Aside from anything else, this can help cloud providers avoid disclosing full user data to government actors. If they are compelled to provide it by a warrant, they can do so without directly exposing a user’s data, as the data requires further decryption which can only be done with a key that only the end-user has.
Sometimes, as in the case with multi-factor authentication (MFA), two-factor authentication (2FA) or two-step verification (2SV) this means the additional key can only be sent to or generated by a particular device. Banks and VPNs often use physical card readers or secure seed generators, which are forms of time-based one-time password generators (OTP or TOTP). Both Google and Apple offer simple SMS-based MFA as well as full 2FA systems, with Google’s using HOTP/OATH and Apple’s being proprietary.
When security or law enforcement agencies (LEA) have this encrypted data but no end-user key to decrypt it, they can attempt to brute-force it using powerful machines to test the data against automatically guessed passwords. Apple’s iOS has a massive advantage over Google’s Android here: because Apple tightly control the hardware in their devices, they are able to design encryption techniques that only their hardware can perform rapidly, and that other devices like desktop computers perform slowly. When Reincubate became the first company in the world to support decryption of data from 10.2, the significance wasn’t just that the company was first to understand how 10.2 worked — it was that we were first to scale rapid decryption of Apple’s clever technique. By making each decryption attempt take a number of seconds on conventional hardware, it became impractical for hackers or LEA to brute force.

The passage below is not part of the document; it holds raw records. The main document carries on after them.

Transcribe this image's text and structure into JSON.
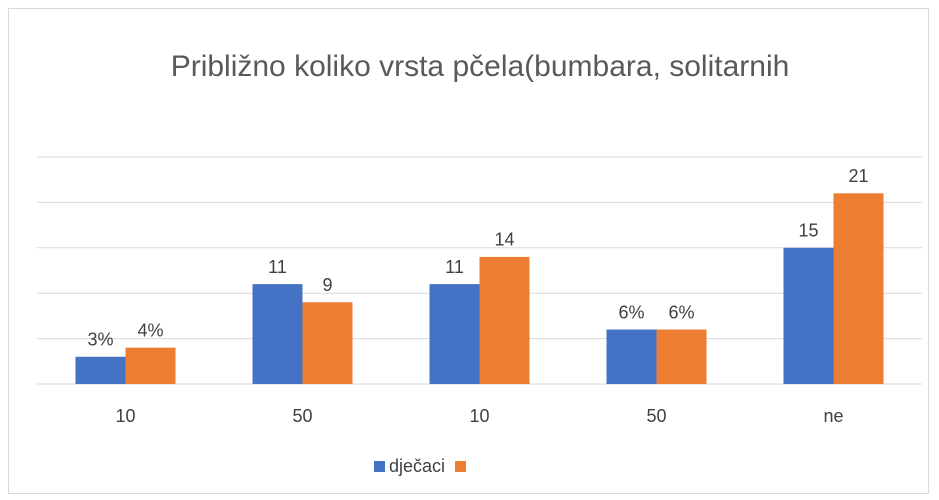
{
  "chart_data": {
    "type": "bar",
    "title": "Približno koliko vrsta pčela(bumbara, solitarnih",
    "categories": [
      "10",
      "50",
      "10",
      "50",
      "ne"
    ],
    "series": [
      {
        "name": "dječaci",
        "color": "#4472c4",
        "values": [
          3,
          11,
          11,
          6,
          15
        ],
        "value_labels": [
          "3%",
          "11",
          "11",
          "6%",
          "15"
        ]
      },
      {
        "color": "#ed7d31",
        "values": [
          4,
          9,
          14,
          6,
          21
        ],
        "value_labels": [
          "4%",
          "9",
          "14",
          "6%",
          "21"
        ]
      }
    ],
    "ylim": [
      0,
      25
    ],
    "yticks": [
      0,
      5,
      10,
      15,
      20,
      25
    ],
    "grid": true,
    "legend": "bottom"
  }
}
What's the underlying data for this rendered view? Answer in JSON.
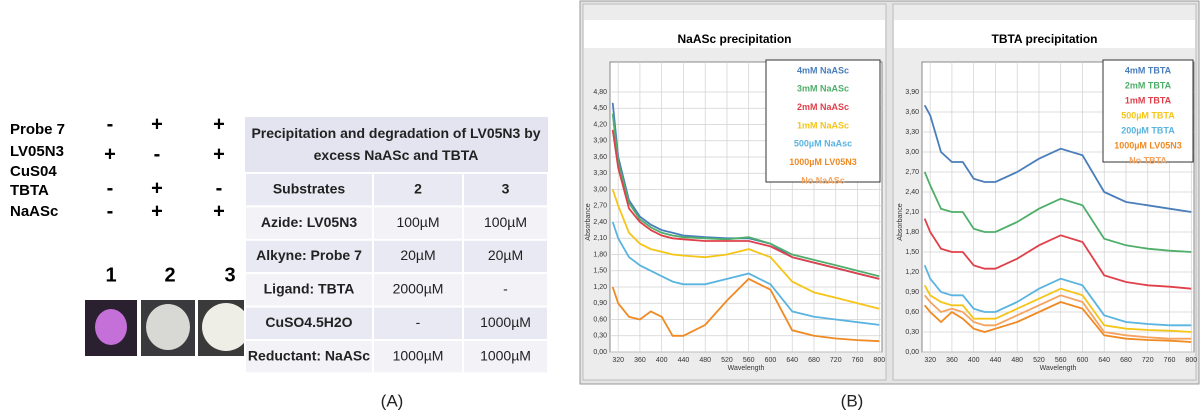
{
  "panel_a": {
    "rows": [
      {
        "label": "Probe 7",
        "signs": [
          "-",
          "+",
          "+"
        ]
      },
      {
        "label": "LV05N3",
        "signs": [
          "+",
          "-",
          "+"
        ]
      },
      {
        "label": "CuS04",
        "signs": []
      },
      {
        "label": "TBTA",
        "signs": [
          "-",
          "+",
          "-"
        ]
      },
      {
        "label": "NaASc",
        "signs": [
          "-",
          "+",
          "+"
        ]
      }
    ],
    "lanes": [
      "1",
      "2",
      "3"
    ],
    "table": {
      "title": "Precipitation and degradation of LV05N3 by excess NaASc and TBTA",
      "header": [
        "Substrates",
        "2",
        "3"
      ],
      "rows": [
        [
          "Azide: LV05N3",
          "100µM",
          "100µM"
        ],
        [
          "Alkyne: Probe 7",
          "20µM",
          "20µM"
        ],
        [
          "Ligand: TBTA",
          "2000µM",
          "-"
        ],
        [
          "CuSO4.5H2O",
          "-",
          "1000µM"
        ],
        [
          "Reductant: NaASc",
          "1000µM",
          "1000µM"
        ]
      ]
    },
    "caption": "(A)"
  },
  "panel_b_caption": "(B)",
  "chart_data": [
    {
      "type": "line",
      "title": "NaASc precipitation",
      "xlabel": "Wavelength",
      "ylabel": "Absorbance",
      "grid": true,
      "x": [
        310,
        320,
        340,
        360,
        380,
        400,
        420,
        440,
        480,
        520,
        560,
        600,
        640,
        680,
        720,
        760,
        800
      ],
      "xlim": [
        305,
        805
      ],
      "ylim": [
        0,
        4.8
      ],
      "xticks": [
        320,
        360,
        400,
        440,
        480,
        520,
        560,
        600,
        640,
        680,
        720,
        760,
        800
      ],
      "yticks": [
        {
          "value": 0,
          "label": "0,00"
        },
        {
          "value": 0.3,
          "label": "0,30"
        },
        {
          "value": 0.6,
          "label": "0,60"
        },
        {
          "value": 0.9,
          "label": "0,90"
        },
        {
          "value": 1.2,
          "label": "1,20"
        },
        {
          "value": 1.5,
          "label": "1,50"
        },
        {
          "value": 1.8,
          "label": "1,80"
        },
        {
          "value": 2.1,
          "label": "2,10"
        },
        {
          "value": 2.4,
          "label": "2,40"
        },
        {
          "value": 2.7,
          "label": "2,70"
        },
        {
          "value": 3.0,
          "label": "3,00"
        },
        {
          "value": 3.3,
          "label": "3,30"
        },
        {
          "value": 3.6,
          "label": "3,60"
        },
        {
          "value": 3.9,
          "label": "3,90"
        },
        {
          "value": 4.2,
          "label": "4,20"
        },
        {
          "value": 4.5,
          "label": "4,50"
        },
        {
          "value": 4.8,
          "label": "4,80"
        }
      ],
      "series": [
        {
          "name": "4mM NaASc",
          "color": "#4a7ebb",
          "values": [
            4.6,
            3.6,
            2.8,
            2.5,
            2.35,
            2.25,
            2.2,
            2.15,
            2.12,
            2.1,
            2.1,
            2.0,
            1.75,
            1.65,
            1.55,
            1.45,
            1.35
          ]
        },
        {
          "name": "3mM NaASc",
          "color": "#4fae6a",
          "values": [
            4.4,
            3.5,
            2.75,
            2.45,
            2.3,
            2.2,
            2.15,
            2.12,
            2.1,
            2.08,
            2.12,
            2.0,
            1.8,
            1.7,
            1.6,
            1.5,
            1.4
          ]
        },
        {
          "name": "2mM NaASc",
          "color": "#e0404a",
          "values": [
            4.1,
            3.4,
            2.65,
            2.4,
            2.25,
            2.15,
            2.1,
            2.08,
            2.05,
            2.05,
            2.05,
            1.95,
            1.75,
            1.65,
            1.55,
            1.45,
            1.35
          ]
        },
        {
          "name": "1mM NaASc",
          "color": "#f5c518",
          "values": [
            3.0,
            2.7,
            2.2,
            2.0,
            1.9,
            1.85,
            1.8,
            1.78,
            1.75,
            1.8,
            1.9,
            1.75,
            1.3,
            1.1,
            1.0,
            0.9,
            0.8
          ]
        },
        {
          "name": "500µM NaAsc",
          "color": "#5ab4e0",
          "values": [
            2.4,
            2.1,
            1.75,
            1.6,
            1.5,
            1.4,
            1.3,
            1.25,
            1.25,
            1.35,
            1.45,
            1.25,
            0.75,
            0.65,
            0.6,
            0.55,
            0.5
          ]
        },
        {
          "name": "1000µM LV05N3",
          "color": "#f08a24",
          "values": [
            1.2,
            0.9,
            0.65,
            0.6,
            0.75,
            0.65,
            0.3,
            0.3,
            0.5,
            0.95,
            1.35,
            1.15,
            0.4,
            0.3,
            0.25,
            0.22,
            0.2
          ]
        },
        {
          "name": "No NaASc",
          "color": "#f4a460",
          "values": [
            null,
            null,
            null,
            null,
            null,
            null,
            null,
            null,
            null,
            null,
            null,
            null,
            null,
            null,
            null,
            null,
            null
          ]
        }
      ]
    },
    {
      "type": "line",
      "title": "TBTA precipitation",
      "xlabel": "Wavelength",
      "ylabel": "Absorbance",
      "grid": true,
      "x": [
        310,
        320,
        340,
        360,
        380,
        400,
        420,
        440,
        480,
        520,
        560,
        600,
        640,
        680,
        720,
        760,
        800
      ],
      "xlim": [
        305,
        805
      ],
      "ylim": [
        0,
        3.9
      ],
      "xticks": [
        320,
        360,
        400,
        440,
        480,
        520,
        560,
        600,
        640,
        680,
        720,
        760,
        800
      ],
      "yticks": [
        {
          "value": 0,
          "label": "0,00"
        },
        {
          "value": 0.3,
          "label": "0,30"
        },
        {
          "value": 0.6,
          "label": "0,60"
        },
        {
          "value": 0.9,
          "label": "0,90"
        },
        {
          "value": 1.2,
          "label": "1,20"
        },
        {
          "value": 1.5,
          "label": "1,50"
        },
        {
          "value": 1.8,
          "label": "1,80"
        },
        {
          "value": 2.1,
          "label": "2,10"
        },
        {
          "value": 2.4,
          "label": "2,40"
        },
        {
          "value": 2.7,
          "label": "2,70"
        },
        {
          "value": 3.0,
          "label": "3,00"
        },
        {
          "value": 3.3,
          "label": "3,30"
        },
        {
          "value": 3.6,
          "label": "3,60"
        },
        {
          "value": 3.9,
          "label": "3,90"
        }
      ],
      "series": [
        {
          "name": "4mM TBTA",
          "color": "#4a7ebb",
          "values": [
            3.7,
            3.55,
            3.0,
            2.85,
            2.85,
            2.6,
            2.55,
            2.55,
            2.7,
            2.9,
            3.05,
            2.95,
            2.4,
            2.25,
            2.2,
            2.15,
            2.1
          ]
        },
        {
          "name": "2mM TBTA",
          "color": "#4fae6a",
          "values": [
            2.7,
            2.5,
            2.15,
            2.1,
            2.1,
            1.85,
            1.8,
            1.8,
            1.95,
            2.15,
            2.3,
            2.2,
            1.7,
            1.6,
            1.55,
            1.52,
            1.5
          ]
        },
        {
          "name": "1mM TBTA",
          "color": "#e0404a",
          "values": [
            2.0,
            1.8,
            1.55,
            1.5,
            1.5,
            1.3,
            1.25,
            1.25,
            1.4,
            1.6,
            1.75,
            1.65,
            1.15,
            1.05,
            1.0,
            0.98,
            0.95
          ]
        },
        {
          "name": "500µM TBTA",
          "color": "#f5c518",
          "values": [
            1.0,
            0.85,
            0.75,
            0.7,
            0.7,
            0.5,
            0.5,
            0.5,
            0.65,
            0.8,
            0.95,
            0.85,
            0.4,
            0.35,
            0.33,
            0.32,
            0.3
          ]
        },
        {
          "name": "200µM TBTA",
          "color": "#5ab4e0",
          "values": [
            1.3,
            1.1,
            0.9,
            0.85,
            0.85,
            0.65,
            0.6,
            0.6,
            0.75,
            0.95,
            1.1,
            1.0,
            0.55,
            0.45,
            0.42,
            0.4,
            0.4
          ]
        },
        {
          "name": "1000µM LV05N3",
          "color": "#f08a24",
          "values": [
            0.7,
            0.6,
            0.45,
            0.6,
            0.5,
            0.35,
            0.3,
            0.35,
            0.45,
            0.6,
            0.75,
            0.65,
            0.25,
            0.2,
            0.18,
            0.17,
            0.15
          ]
        },
        {
          "name": "No TBTA",
          "color": "#f4a460",
          "values": [
            0.85,
            0.75,
            0.6,
            0.65,
            0.6,
            0.45,
            0.4,
            0.4,
            0.55,
            0.7,
            0.85,
            0.75,
            0.3,
            0.25,
            0.22,
            0.2,
            0.2
          ]
        }
      ]
    }
  ]
}
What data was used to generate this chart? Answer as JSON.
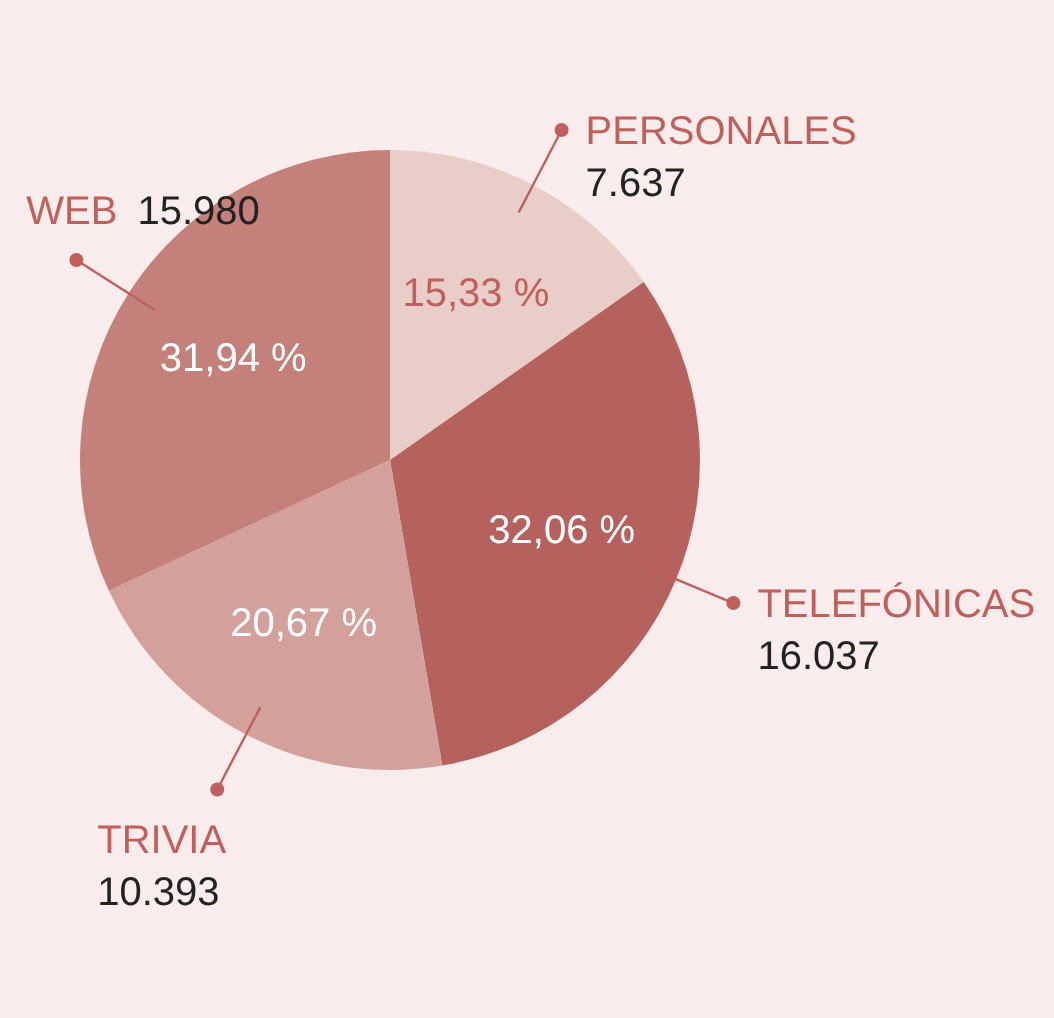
{
  "chart_data": {
    "type": "pie",
    "categories": [
      "PERSONALES",
      "TELEFÓNICAS",
      "TRIVIA",
      "WEB"
    ],
    "values": [
      7637,
      16037,
      10393,
      15980
    ],
    "colors": [
      "#e8cdc9",
      "#b5625f",
      "#d3a09b",
      "#c4807a"
    ],
    "value_labels": [
      "7.637",
      "16.037",
      "10.393",
      "15.980"
    ],
    "annotations": [
      {
        "text": "15,33 %",
        "x": "PERSONALES"
      },
      {
        "text": "32,06 %",
        "x": "TELEFÓNICAS"
      },
      {
        "text": "20,67 %",
        "x": "TRIVIA"
      },
      {
        "text": "31,94 %",
        "x": "WEB"
      }
    ],
    "legend": "right"
  }
}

Security through obscurity
It wouldn’t do to review these techniques without covering one that Apple are particularly good at: security through obscurity. By not releasing public APIs, detailed documentation, or even communicating much about these systems, the company are able to avoid alerting hackers to potential attack vectors. For a long time, the argument against obscurity was that disclosure and Open Source led to better security outcomes, but that was before 2014’s discovery that OpenSSL — a critical Open Source security library that virtually everything uses — was and has almost always been fundamentally insecure.